第9話 蝶
いつの間にか自分の胸板あたりに鏡の側頭部がピタリと吸い付いていた。脇を刺されて引きつけられるとあとは足をかけられ倒されてしまう。前島は腰を落とし、脇の間にすこしでも指先が入れられる隙間を探した。わずかに脇の間に数センチ程度の空間があるのを見つけ指さきからねじこむ。ねじ込まれて差し返される前に鏡はすぐ次の動きを実行した。下半身の片足タックルのような形に攻め方を切り替える。腰を切りこらえる前だった。
瞬間足をすくわれ、そのまま倒された。下になると何か非常に強い力で押さえつけられたような感覚になり身体が上下左右動かなくなる。手足は動かせるが、ブリッジなど腰を軸にした運動が全く出来なかった。一瞬上になった鏡の様子を見えた。鏡は片手の手のひらだけで下になった前島を押さえ込んでいた。
スパーリングが終わり。お互い決め技のないまま終了したのだが、前島はなんとも不甲斐ない五分間であった。まさかプロレスラー得意の裸の乱取りで1本は取れず。一度も優勢な形をえることができなかった。柔術ならまだしも。。こんなことで次の試合に勝てるだろうか。前島に不安が襲う。
鏡が話しはじめた。
「汗は武器です。裸ではなかなか極まりませんね」
「鏡先生。。」
前島は一言聞かなければならないことがある。
「先生に抑えられ、動くことが出来ませんでした。なにか、こう、体全体の自由がきかなくなり、例えるなら昆虫標本の蝶になった感じです。針で刺されたように身動きが取れませんでした」
鏡は微笑む、この前島の言葉を期待していたのだ。この動きを実体感させるため裸のスパーリングを申し出たのであった。

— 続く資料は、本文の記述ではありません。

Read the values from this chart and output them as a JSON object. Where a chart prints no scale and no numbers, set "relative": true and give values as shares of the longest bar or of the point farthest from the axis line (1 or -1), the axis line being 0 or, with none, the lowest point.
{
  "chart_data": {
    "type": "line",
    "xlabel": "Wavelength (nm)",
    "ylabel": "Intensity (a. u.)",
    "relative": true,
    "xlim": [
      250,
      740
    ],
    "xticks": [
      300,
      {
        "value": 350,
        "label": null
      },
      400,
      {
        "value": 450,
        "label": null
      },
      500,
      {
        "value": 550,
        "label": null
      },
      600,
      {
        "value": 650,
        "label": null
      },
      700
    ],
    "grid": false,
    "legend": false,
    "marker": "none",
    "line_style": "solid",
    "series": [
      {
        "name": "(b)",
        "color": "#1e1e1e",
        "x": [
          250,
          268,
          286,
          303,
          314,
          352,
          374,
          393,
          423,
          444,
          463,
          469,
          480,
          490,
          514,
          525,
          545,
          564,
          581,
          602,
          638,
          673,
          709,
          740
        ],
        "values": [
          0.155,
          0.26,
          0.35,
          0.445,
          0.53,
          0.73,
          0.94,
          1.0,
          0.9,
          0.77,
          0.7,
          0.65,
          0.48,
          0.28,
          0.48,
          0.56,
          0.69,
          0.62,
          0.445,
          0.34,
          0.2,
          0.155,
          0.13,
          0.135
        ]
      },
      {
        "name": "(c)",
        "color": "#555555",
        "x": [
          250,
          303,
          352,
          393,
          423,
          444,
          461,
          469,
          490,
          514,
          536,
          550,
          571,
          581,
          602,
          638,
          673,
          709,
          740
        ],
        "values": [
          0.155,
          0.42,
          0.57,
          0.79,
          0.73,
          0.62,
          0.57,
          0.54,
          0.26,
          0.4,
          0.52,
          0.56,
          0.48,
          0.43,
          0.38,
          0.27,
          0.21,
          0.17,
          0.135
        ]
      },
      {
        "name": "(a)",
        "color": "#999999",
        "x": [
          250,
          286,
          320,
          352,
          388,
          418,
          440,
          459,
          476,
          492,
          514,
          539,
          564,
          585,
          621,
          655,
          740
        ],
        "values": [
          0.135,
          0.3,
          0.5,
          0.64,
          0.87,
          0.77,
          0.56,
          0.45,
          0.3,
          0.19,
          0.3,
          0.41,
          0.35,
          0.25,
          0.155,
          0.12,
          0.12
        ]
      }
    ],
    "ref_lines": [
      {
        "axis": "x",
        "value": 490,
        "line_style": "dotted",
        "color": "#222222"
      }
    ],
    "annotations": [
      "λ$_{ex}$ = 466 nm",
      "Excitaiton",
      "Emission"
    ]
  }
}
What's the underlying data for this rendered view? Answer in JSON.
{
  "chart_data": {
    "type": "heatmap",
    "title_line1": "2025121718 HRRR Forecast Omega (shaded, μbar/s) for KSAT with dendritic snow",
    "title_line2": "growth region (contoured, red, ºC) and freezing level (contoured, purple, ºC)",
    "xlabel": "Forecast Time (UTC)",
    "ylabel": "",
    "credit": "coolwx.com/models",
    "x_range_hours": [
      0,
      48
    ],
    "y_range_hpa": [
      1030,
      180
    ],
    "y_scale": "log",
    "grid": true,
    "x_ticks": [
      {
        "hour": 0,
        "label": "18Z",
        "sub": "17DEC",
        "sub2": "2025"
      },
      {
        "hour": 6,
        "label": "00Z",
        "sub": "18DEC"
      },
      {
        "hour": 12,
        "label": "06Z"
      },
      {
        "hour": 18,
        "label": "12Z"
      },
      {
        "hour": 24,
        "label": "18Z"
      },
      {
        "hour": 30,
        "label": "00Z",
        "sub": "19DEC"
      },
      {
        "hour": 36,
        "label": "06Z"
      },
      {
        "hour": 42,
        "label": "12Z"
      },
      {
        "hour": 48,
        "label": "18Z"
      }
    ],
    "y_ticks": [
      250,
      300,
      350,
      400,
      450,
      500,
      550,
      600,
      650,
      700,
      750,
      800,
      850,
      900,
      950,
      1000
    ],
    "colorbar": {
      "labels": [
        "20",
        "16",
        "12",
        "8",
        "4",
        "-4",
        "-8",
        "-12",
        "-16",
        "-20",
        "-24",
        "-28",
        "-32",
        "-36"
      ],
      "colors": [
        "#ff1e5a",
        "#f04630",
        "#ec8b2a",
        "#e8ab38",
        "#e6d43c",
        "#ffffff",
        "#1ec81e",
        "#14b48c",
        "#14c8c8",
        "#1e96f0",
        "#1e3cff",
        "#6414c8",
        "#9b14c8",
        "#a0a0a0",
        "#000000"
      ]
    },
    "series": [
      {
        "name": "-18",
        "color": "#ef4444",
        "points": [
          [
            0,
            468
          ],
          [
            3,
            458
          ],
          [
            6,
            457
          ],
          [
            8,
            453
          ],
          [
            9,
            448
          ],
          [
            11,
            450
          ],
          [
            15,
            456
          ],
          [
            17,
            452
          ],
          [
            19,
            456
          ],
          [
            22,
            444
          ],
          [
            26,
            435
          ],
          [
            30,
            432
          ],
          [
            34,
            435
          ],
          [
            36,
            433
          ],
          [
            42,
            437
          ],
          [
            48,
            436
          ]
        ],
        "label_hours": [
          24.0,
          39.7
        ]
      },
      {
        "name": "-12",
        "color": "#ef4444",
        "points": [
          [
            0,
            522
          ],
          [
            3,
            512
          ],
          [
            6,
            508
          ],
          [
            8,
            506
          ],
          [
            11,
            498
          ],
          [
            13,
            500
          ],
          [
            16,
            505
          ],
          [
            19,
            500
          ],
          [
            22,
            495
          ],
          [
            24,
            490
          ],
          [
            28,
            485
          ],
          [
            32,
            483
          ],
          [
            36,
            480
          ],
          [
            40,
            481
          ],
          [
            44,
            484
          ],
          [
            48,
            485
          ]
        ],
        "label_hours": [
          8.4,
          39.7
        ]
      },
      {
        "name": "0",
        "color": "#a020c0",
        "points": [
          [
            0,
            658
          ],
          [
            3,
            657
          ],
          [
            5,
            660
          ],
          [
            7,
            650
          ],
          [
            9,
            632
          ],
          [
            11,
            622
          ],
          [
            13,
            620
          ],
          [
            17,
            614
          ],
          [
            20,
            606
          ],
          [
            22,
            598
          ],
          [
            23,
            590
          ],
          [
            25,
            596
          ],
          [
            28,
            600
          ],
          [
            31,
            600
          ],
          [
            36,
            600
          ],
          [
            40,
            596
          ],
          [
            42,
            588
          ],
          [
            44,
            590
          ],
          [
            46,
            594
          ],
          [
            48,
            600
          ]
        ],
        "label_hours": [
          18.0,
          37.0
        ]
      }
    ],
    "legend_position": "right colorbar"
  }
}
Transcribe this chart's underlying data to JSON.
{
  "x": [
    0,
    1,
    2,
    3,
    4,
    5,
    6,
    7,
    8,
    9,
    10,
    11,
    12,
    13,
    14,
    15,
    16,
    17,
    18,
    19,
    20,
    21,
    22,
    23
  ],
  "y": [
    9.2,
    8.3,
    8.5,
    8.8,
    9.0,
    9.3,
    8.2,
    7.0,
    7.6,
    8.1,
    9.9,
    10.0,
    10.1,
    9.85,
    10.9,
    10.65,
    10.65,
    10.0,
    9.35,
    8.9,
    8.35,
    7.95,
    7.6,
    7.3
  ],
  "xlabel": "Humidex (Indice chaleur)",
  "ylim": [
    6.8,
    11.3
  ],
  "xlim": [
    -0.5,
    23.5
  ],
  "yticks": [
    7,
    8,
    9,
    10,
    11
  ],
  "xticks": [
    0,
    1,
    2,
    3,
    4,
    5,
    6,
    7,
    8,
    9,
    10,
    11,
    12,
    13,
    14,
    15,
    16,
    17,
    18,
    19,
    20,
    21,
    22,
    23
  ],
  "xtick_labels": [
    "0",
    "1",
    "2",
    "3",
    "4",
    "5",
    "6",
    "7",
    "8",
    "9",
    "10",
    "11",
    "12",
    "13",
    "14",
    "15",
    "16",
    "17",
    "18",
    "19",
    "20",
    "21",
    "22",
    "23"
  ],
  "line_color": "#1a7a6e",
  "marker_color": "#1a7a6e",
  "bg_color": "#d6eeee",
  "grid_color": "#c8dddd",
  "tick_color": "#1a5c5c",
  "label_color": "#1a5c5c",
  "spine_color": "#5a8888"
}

「実は、私はある体の部位を意識し押さえ込んだのです。古来から伝わるいわゆる術です。その部分は人間の中心です。前島さんにそれを教えたいと思います。関節などの技術はこれまでの鍛錬と本能が発揮されればいくらでも試合での勝機はありますから、私が今日教えるのはギを武器として身を守る柔術ではなく。相手がどんな状態であろうと制することができる剛の柔術といえます」
鏡は前島を自身の前に座禅を組ませるとゆっくりと話し始めた。